I personally don’t really want to implement this myself since you guys seem to do such a good job, but I think it should be possible to greatly speed up the initial sync on startup by keeping track of the time last synced (debouncing as necessary to minimize disk writes).

By keeping track of this time, you can quickly scan to check for local changes by just comparing the last modified time on every file recursively. This can be done very quickly since you only need to read the file metadata and not the whole file. I can enumerate all 180k files recursively in a couple of seconds this way (also grabbing the modified time) in a couple of seconds in python 3.6 using os.scandir versus the hour that InSync is taking for some reason.

I assume InSync is careful to download a file which has updated remotely by first putting it into a temp file and then rename that file to move it into the correct position in order to avoid corrupted files since that is the only way to guarantee atomicity.

I might be missing some really weird edge cases where this doesn’t work, but the only thing I can come up with is that you need to be careful that the last synced time gets written/updated fairly often. In the case of many updates occurring continuously to many files, care must be taken so that this time eventually gets written once parallel changed files have been processed by the sync. I know Windows is particularly stupid with its file watching API since it can notify watchers before the file is actually changed.

slaymaker1907 · December 15, 2018, 6:49am

Also, if the concern is with moving files, that is very easily tracked by checking inodes/file ids as long as the file system is not ancient (i.e. it should work for NTFS and all Linux file systems). This is because while files might move/change locally, the inode will be the same unless the data is copied.
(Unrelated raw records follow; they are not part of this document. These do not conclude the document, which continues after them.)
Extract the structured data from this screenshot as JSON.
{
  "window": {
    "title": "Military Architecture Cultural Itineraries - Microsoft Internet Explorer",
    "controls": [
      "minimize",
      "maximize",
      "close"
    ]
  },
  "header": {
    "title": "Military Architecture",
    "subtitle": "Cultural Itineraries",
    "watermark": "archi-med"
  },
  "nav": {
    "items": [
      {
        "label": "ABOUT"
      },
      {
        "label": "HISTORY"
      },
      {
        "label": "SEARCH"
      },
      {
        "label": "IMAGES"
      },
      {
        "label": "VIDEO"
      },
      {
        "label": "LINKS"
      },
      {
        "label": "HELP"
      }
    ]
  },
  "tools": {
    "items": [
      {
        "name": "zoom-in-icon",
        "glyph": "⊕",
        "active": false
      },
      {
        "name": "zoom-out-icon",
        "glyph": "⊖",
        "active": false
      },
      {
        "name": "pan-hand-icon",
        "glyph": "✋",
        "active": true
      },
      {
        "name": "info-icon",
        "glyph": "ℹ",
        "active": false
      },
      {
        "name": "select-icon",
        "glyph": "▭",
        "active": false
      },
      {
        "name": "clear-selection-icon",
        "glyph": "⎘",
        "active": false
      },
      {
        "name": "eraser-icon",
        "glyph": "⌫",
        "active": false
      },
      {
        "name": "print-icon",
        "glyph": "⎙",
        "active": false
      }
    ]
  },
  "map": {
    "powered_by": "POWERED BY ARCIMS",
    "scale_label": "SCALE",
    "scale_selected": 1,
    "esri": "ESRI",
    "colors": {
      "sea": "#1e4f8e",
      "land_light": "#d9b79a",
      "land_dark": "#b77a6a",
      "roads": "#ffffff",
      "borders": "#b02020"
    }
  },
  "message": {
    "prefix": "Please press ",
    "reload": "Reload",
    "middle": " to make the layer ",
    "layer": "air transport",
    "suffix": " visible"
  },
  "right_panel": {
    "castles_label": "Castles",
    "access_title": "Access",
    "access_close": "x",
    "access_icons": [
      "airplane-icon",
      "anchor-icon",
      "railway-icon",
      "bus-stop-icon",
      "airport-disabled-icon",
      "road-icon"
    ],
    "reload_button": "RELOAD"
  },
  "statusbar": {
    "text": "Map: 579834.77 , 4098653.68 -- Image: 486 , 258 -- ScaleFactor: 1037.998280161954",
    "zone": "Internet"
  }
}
In the case where someone moves a file/directory by copying and then deleting the old one, I don’t think it is even possible in general to detect this.

Hawk · December 15, 2018, 8:18am

I don’t think this is a solution to speed up the initial scan.

Insync isn’t reading whole files. If so, the initial scan would take significantly longer than it currently does.
Insync also already caches enough metadata to quite reliably identify changed files by only looking at their metadata.

There must be something else that’s slowing down the initial scan. For example, it needs to check if there’s any changes on the cloud side. There could be loads of other operations that need to be done. The logic of a solid real-time sync client is quite complicated.